Sometimes, you just have to laugh — even as you’re embarking upon serious work.
That’s why Barbara Barker went all Milton Bradley-retro during her graduation ceremony at the Monongalia County Technical Education Center on Monday afternoon.
The respectable reproduction of the “Operation” cover art on her mortarboard told the tale.
“Operation” is a classic board game of the 1960s. It’s the one where “surgeons” perform pun-filled procedures — i.e. removing a bucket game piece from a leg (to suggest water on the knee) while hoping to avoid the buzzing nose of the patient all the while.
“I had fun with it,” the 2021 MTEC graduate and Kingwood native said. “And I wanted to be different.”
It was all about the fun, and the celebration, in the transformed parking lot of the technical center on Mississippi Street that afternoon.
Around 175 graduates went forth in the outdoor ceremony. Organizers staggered it in four separate ceremonies to give every graduate a moment.
Greg Dausch, MTEC’s director, presided over the proceedings, announcing graduates’ names with the flair of a game show host, tossing quotes and inside jokes with glee.
“We can do things like this,” he said.
“Our students work hard,” he continued. “They had to deal with a pandemic. And they still got it done.”
An MTEC graduate can make a cherry pie or operate a plasma cutter, while running a restaurant or doing all the coding for the latest game to download on your smartphone.
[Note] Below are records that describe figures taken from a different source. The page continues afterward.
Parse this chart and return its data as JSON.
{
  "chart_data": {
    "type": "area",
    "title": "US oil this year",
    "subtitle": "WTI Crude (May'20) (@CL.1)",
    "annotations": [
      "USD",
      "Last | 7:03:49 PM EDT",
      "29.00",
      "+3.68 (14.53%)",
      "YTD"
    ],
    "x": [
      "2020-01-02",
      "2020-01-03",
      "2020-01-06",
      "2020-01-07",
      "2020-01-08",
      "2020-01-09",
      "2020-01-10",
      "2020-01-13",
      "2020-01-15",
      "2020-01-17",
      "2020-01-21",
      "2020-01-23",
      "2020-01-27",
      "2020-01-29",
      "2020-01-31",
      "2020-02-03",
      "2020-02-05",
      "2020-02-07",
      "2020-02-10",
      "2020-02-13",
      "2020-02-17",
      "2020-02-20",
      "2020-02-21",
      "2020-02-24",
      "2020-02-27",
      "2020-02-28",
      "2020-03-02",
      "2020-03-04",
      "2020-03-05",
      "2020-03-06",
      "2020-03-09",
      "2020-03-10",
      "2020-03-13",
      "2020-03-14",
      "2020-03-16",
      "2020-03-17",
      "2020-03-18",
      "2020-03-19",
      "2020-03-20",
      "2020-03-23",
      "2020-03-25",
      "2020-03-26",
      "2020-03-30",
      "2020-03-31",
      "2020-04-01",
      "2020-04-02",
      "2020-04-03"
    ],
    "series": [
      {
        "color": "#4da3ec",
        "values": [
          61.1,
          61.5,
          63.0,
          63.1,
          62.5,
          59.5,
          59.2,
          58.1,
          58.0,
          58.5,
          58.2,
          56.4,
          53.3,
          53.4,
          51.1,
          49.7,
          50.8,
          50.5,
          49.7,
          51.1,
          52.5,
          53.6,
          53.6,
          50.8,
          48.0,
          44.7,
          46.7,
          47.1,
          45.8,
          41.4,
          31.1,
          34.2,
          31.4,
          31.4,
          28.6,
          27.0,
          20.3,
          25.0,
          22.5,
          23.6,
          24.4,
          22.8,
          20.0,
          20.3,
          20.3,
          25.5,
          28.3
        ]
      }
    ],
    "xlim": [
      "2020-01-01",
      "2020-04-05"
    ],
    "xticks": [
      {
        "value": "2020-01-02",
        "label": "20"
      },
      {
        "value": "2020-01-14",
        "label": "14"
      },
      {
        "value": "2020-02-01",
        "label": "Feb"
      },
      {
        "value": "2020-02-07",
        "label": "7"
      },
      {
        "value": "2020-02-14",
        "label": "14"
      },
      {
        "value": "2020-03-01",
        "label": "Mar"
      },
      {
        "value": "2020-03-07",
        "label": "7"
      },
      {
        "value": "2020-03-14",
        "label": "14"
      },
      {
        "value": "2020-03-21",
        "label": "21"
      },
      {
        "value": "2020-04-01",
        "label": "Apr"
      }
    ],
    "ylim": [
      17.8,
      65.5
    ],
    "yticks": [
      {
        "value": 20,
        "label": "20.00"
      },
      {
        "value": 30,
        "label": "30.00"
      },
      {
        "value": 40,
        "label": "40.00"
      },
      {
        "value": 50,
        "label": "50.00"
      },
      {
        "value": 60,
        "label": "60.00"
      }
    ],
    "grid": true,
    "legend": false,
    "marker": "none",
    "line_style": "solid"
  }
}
They tear into automobile engines and tear down dilapidated structures — to build new ones on the same foundation.
High school completers and adult graduates sat on white chairs after their procession to the recorded strains of “Pomp and Circumstance.”
Earlier that day, the human services and industrial arts graduates walked across the portable stage to shake hands and pick up the certificates signifying their achievement.
Completers of the adult programming classes would follow Barker and her fellow health occupations graduates — and many of them, Barker included, are looking to long, productive careers in the medical profession.
Barker, who successfully completed MTEC’s surgical technology program, is already in the middle of a neurosurgical externship — “I’m looking down into a lot of brains,” she said.
Meanwhile, Morgantown resident Allen Duley III hugged his wife, Paige, and cradled their toddler son, Allen IV, while shedding his cap and gown.
Duley is also a surgical tech grad, and he’s looking into his brain to consider an eventual move to nursing school or medical school.
“I have to provide for my family,” he said.
That ethos of enduring for those you love is the cornerstone of MTEC, Dausch said.
Which is why he didn’t lose patience when that freight truck rumbled past the ceremony, obliterating, for the moment, the output of the P.A. system.
The director waited patiently for the driver to complete his work, and the graduates did, too.